Last night while I was pretending to read but I actually just went to sleep, I should have been altering a very fancy dress. Our one-time neighbours are celebrating their 15 year old's year with a quinceanera- a very fancy party marking a girl's fifteenth birthday. I don't actually sew formal wear, but I do have another recurring nightmare in which I dream that I've promised to sew formal wear for a wedding but I forgot all about it until the week of. This likely dates back to the two weddings I once did sew for that in my humble opinion were a complete failure. Maybe because there was an incident of chocolate sauce spilling on the bridesmaid dress fabric while it was spread out awaiting being cut into dress shapes. Now, I generally stick with vintage fabrics. More forgiving, I find.

I pride myself on my spelling, but maybe I shouldn't. There are a few words that I just can't seem to get right. I thought "Neighbour" was spelled "neighbor". And I thought "Colour" was spelled "color". It just makes me think that there's probably a whole big bunch of other stuff that I think I know when actually I'm off by a letter or degree or construct.

My favourite candy used to be black licorice. Now I'd have to say that its M&M peanuts.

Tomorrow it will be seven years since my brother's cancer diagnosis. I remember how much writing helped me through that terrible time, although I'm pretty sure I didn't come through with any kind of award winning flying colours. (Note the correct spelling here).

Tomorrow I am renting a bouncy castle for my day kids. I'm so excited about that, even though it has made everyone hyper all week so far, and tomorrow will be an adrenalin nightmare- kind of a nine hour long birthday party involving lunch and diapers. Regardless, I'm really as excited as a kid. When its over, I might bust into this gorgeous gift:

That I got from one of my departing families. Darned departing families. They come into my life, lend me their kids, become my friends, and then they're done with me. Crazy town.

After the dummest spring on record, it has gotten hot in Manitoba.

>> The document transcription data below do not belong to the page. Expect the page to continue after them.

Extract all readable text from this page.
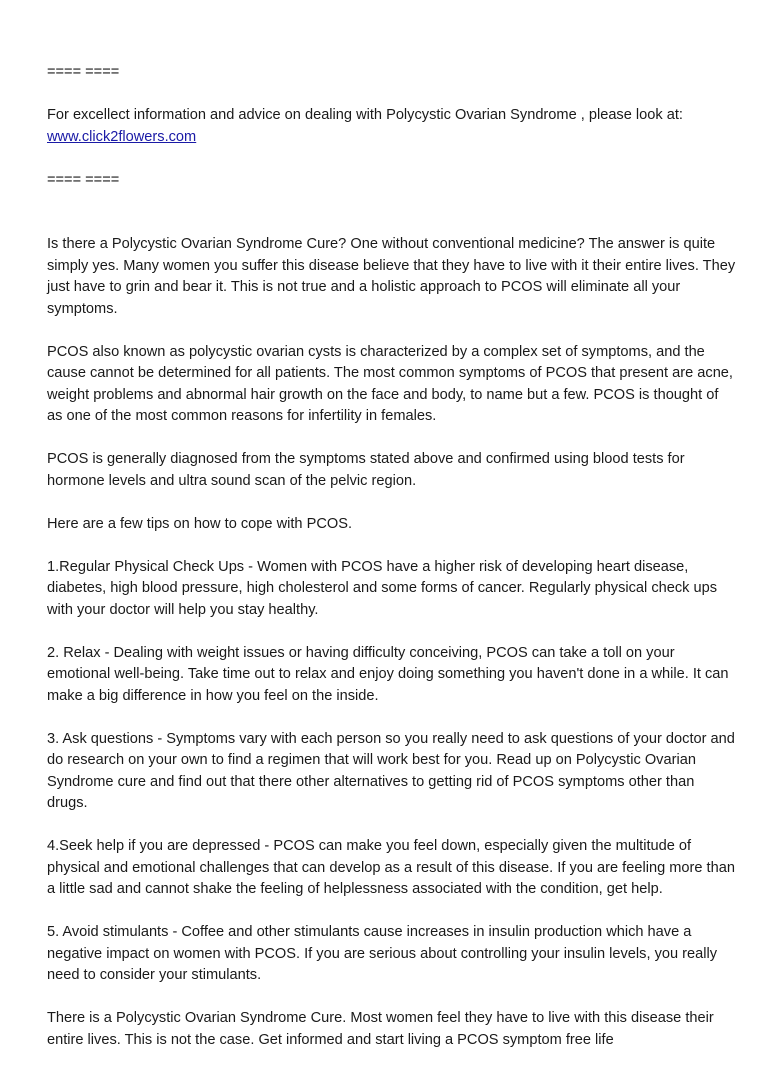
==== ====

For excellect information and advice on dealing with Polycystic Ovarian Syndrome , please look at:
www.click2flowers.com

==== ====

Is there a Polycystic Ovarian Syndrome Cure? One without conventional medicine? The answer is quite simply yes. Many women you suffer this disease believe that they have to live with it their entire lives. They just have to grin and bear it. This is not true and a holistic approach to PCOS will eliminate all your symptoms.

PCOS also known as polycystic ovarian cysts is characterized by a complex set of symptoms, and the cause cannot be determined for all patients. The most common symptoms of PCOS that present are acne, weight problems and abnormal hair growth on the face and body, to name but a few. PCOS is thought of as one of the most common reasons for infertility in females.

PCOS is generally diagnosed from the symptoms stated above and confirmed using blood tests for hormone levels and ultra sound scan of the pelvic region.

Here are a few tips on how to cope with PCOS.

1.Regular Physical Check Ups - Women with PCOS have a higher risk of developing heart disease, diabetes, high blood pressure, high cholesterol and some forms of cancer. Regularly physical check ups with your doctor will help you stay healthy.

2. Relax - Dealing with weight issues or having difficulty conceiving, PCOS can take a toll on your emotional well-being. Take time out to relax and enjoy doing something you haven't done in a while. It can make a big difference in how you feel on the inside.

3. Ask questions - Symptoms vary with each person so you really need to ask questions of your doctor and do research on your own to find a regimen that will work best for you. Read up on Polycystic Ovarian Syndrome cure and find out that there other alternatives to getting rid of PCOS symptoms other than drugs.

4.Seek help if you are depressed - PCOS can make you feel down, especially given the multitude of physical and emotional challenges that can develop as a result of this disease. If you are feeling more than a little sad and cannot shake the feeling of helplessness associated with the condition, get help.

5. Avoid stimulants - Coffee and other stimulants cause increases in insulin production which have a negative impact on women with PCOS. If you are serious about controlling your insulin levels, you really need to consider your stimulants.

There is a Polycystic Ovarian Syndrome Cure. Most women feel they have to live with this disease their entire lives. This is not the case. Get informed and start living a PCOS symptom free life
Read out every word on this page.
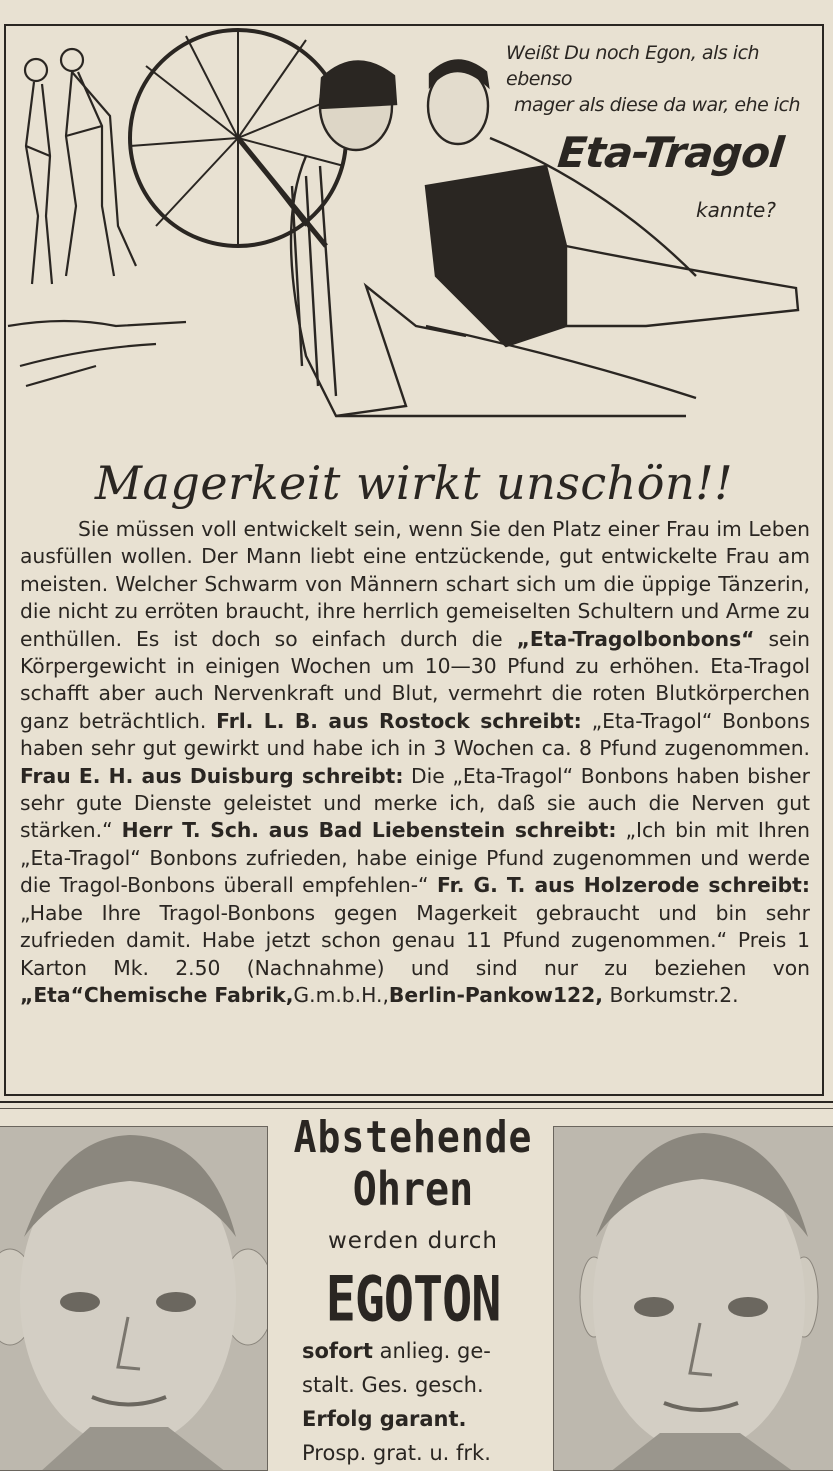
Weißt Du noch Egon, als ich ebenso
mager als diese da war, ehe ich
Eta-Tragol
kannte?
Magerkeit wirkt unschön!!

Sie müssen voll entwickelt sein, wenn Sie den Platz einer Frau im Leben ausfüllen wollen. Der Mann liebt eine entzückende, gut entwickelte Frau am meisten. Welcher Schwarm von Männern schart sich um die üppige Tänzerin, die nicht zu erröten braucht, ihre herrlich gemeiselten Schultern und Arme zu enthüllen. Es ist doch so einfach durch die „Eta-Tragolbonbons“ sein Körpergewicht in einigen Wochen um 10—30 Pfund zu erhöhen. Eta-Tragol schafft aber auch Nervenkraft und Blut, vermehrt die roten Blutkörperchen ganz beträchtlich. Frl. L. B. aus Rostock schreibt: „Eta-Tragol“ Bonbons haben sehr gut gewirkt und habe ich in 3 Wochen ca. 8 Pfund zugenommen. Frau E. H. aus Duisburg schreibt: Die „Eta-Tragol“ Bonbons haben bisher sehr gute Dienste geleistet und merke ich, daß sie auch die Nerven gut stärken.“ Herr T. Sch. aus Bad Liebenstein schreibt: „Ich bin mit Ihren „Eta-Tragol“ Bonbons zufrieden, habe einige Pfund zugenommen und werde die Tragol-Bonbons überall empfehlen-“ Fr. G. T. aus Holzerode schreibt: „Habe Ihre Tragol-Bonbons gegen Magerkeit gebraucht und bin sehr zufrieden damit. Habe jetzt schon genau 11 Pfund zugenommen.“ Preis 1 Karton Mk. 2.50 (Nachnahme) und sind nur zu beziehen von „Eta“Chemische Fabrik,G.m.b.H.,Berlin-Pankow122, Borkumstr.2.

Abstehende
Ohren
werden durch
EGOTON
sofort anlieg. ge-
stalt. Ges. gesch.
Erfolg garant.
Prosp. grat. u. frk.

Really hot.

Watch me not complain, as I love it.

So, there's a few shallow thoughts for you, my friends. I did promise that I wouldn't let a month slip by this time, and I didn't. I even have thoughts on further posts that I hope I have time to share. Meanwhile I'll be setting up a bouncy castle in my back yard with wild anticipation of tomorrow's most tigger-y day.

 

2 comments:

Judy said...

Ooo. A bouncy castle.
All I have is a blow up pool and a dirt pile.
Add that up and I'm fairly sure that tomorrow I shall have mud.
I've always known that I'm not as cool as you.
But I'm okay with that.

janice said...

I constantly dream I am back in high school, with special permission, to finally finish. I then get perpetually lost and can never find my classes, let alone finish. I actually did finish high school. Not sure what this is about.

BTW, I am hurt, and crushed that I only found out about the bouncy castle after the fact. You know how much I love bouncy castles.